Currently, Isaacs is a researcher in the Lab for Aviation and the Environment studying electrofuels — renewable, carbon-neutral alternatives to jet fuel — in work sponsored by the MIT Energy Initiative. “The idea is you take the renewable electricity and use it to synthesize fuel from carbon from the atmosphere and hydrogen from water into a hydrocarbon, which is used as a transportation fuel,” he explains.
Isaacs found that the toughest part of transitioning into graduate school was having fewer opportunities to socialize with other students. So he joined student groups including the MIT Black Graduate Student Association and founded MIT AeroAfro, a support network for students who are aeronautics and astronautics graduate students and members of the African diasporic community.
Before coming to MIT, Issacs earned his bachelor’s degree in mechanical engineering at Stanford University in 2017. In addition to his academics at Stanford, he stayed active in jump rope by becoming the president and co-founder of the Stanford Jump Rope Team.
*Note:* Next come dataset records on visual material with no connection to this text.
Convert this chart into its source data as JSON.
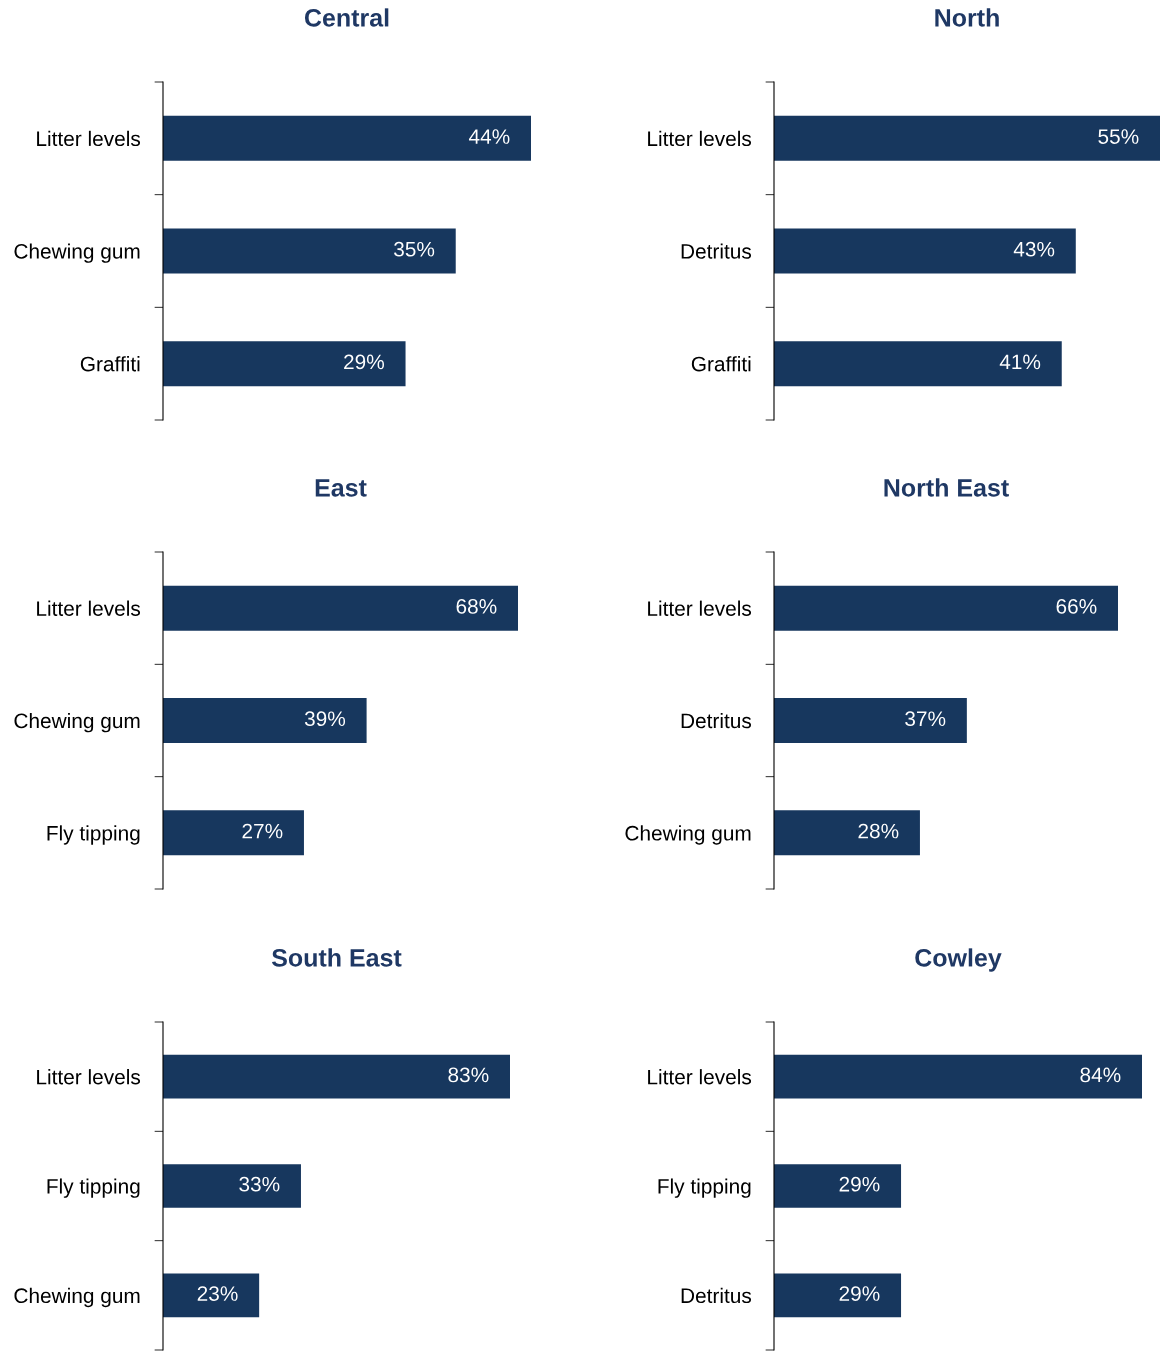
{
  "chart_data": [
    {
      "type": "bar",
      "orientation": "horizontal",
      "title": "Central",
      "categories": [
        "Litter levels",
        "Chewing gum",
        "Graffiti"
      ],
      "values": [
        44,
        35,
        29
      ],
      "value_labels": [
        "44%",
        "35%",
        "29%"
      ],
      "color": "#17375e",
      "tick_labels": "y",
      "grid": false,
      "legend": false
    },
    {
      "type": "bar",
      "orientation": "horizontal",
      "title": "North",
      "categories": [
        "Litter levels",
        "Detritus",
        "Graffiti"
      ],
      "values": [
        55,
        43,
        41
      ],
      "value_labels": [
        "55%",
        "43%",
        "41%"
      ],
      "color": "#17375e",
      "tick_labels": "y",
      "grid": false,
      "legend": false
    },
    {
      "type": "bar",
      "orientation": "horizontal",
      "title": "East",
      "categories": [
        "Litter levels",
        "Chewing gum",
        "Fly tipping"
      ],
      "values": [
        68,
        39,
        27
      ],
      "value_labels": [
        "68%",
        "39%",
        "27%"
      ],
      "color": "#17375e",
      "tick_labels": "y",
      "grid": false,
      "legend": false
    },
    {
      "type": "bar",
      "orientation": "horizontal",
      "title": "North East",
      "categories": [
        "Litter levels",
        "Detritus",
        "Chewing gum"
      ],
      "values": [
        66,
        37,
        28
      ],
      "value_labels": [
        "66%",
        "37%",
        "28%"
      ],
      "color": "#17375e",
      "tick_labels": "y",
      "grid": false,
      "legend": false
    },
    {
      "type": "bar",
      "orientation": "horizontal",
      "title": "South East",
      "categories": [
        "Litter levels",
        "Fly tipping",
        "Chewing gum"
      ],
      "values": [
        83,
        33,
        23
      ],
      "value_labels": [
        "83%",
        "33%",
        "23%"
      ],
      "color": "#17375e",
      "tick_labels": "y",
      "grid": false,
      "legend": false
    },
    {
      "type": "bar",
      "orientation": "horizontal",
      "title": "Cowley",
      "categories": [
        "Litter levels",
        "Fly tipping",
        "Detritus"
      ],
      "values": [
        84,
        29,
        29
      ],
      "value_labels": [
        "84%",
        "29%",
        "29%"
      ],
      "color": "#17375e",
      "tick_labels": "y",
      "grid": false,
      "legend": false
    }
  ]
}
Isaacs also performed during an NBA playoff game at New York’s Madison Square Garden and was featured in the Disney Channel original movie, "Jump In!"
Isaacs is not currently preparing for competitions, allowing him to focus on his academics and research. However, he still practices two to three times a week, regardless of how busy his schedule is. In fact, Isaacs credits many of his academic successes to his long jump rope career. He believes that jumping rope is not just something he wants to do, but rather something he needs to do. “If I want to be successful in my other endeavors or in my student groups, in my studies, it’s important that I continue to jump rope throughout my life to stay physically and mentally healthy,” he says.
The biggest lesson Isaacs learned from rope jumping? When working to perfect a challenging skill or to achieve a lofty goal, keep trying in the face failure. Or, as Isaacs likes to say, “Shoot for the moon. Even if you miss you’ll land among the stars.”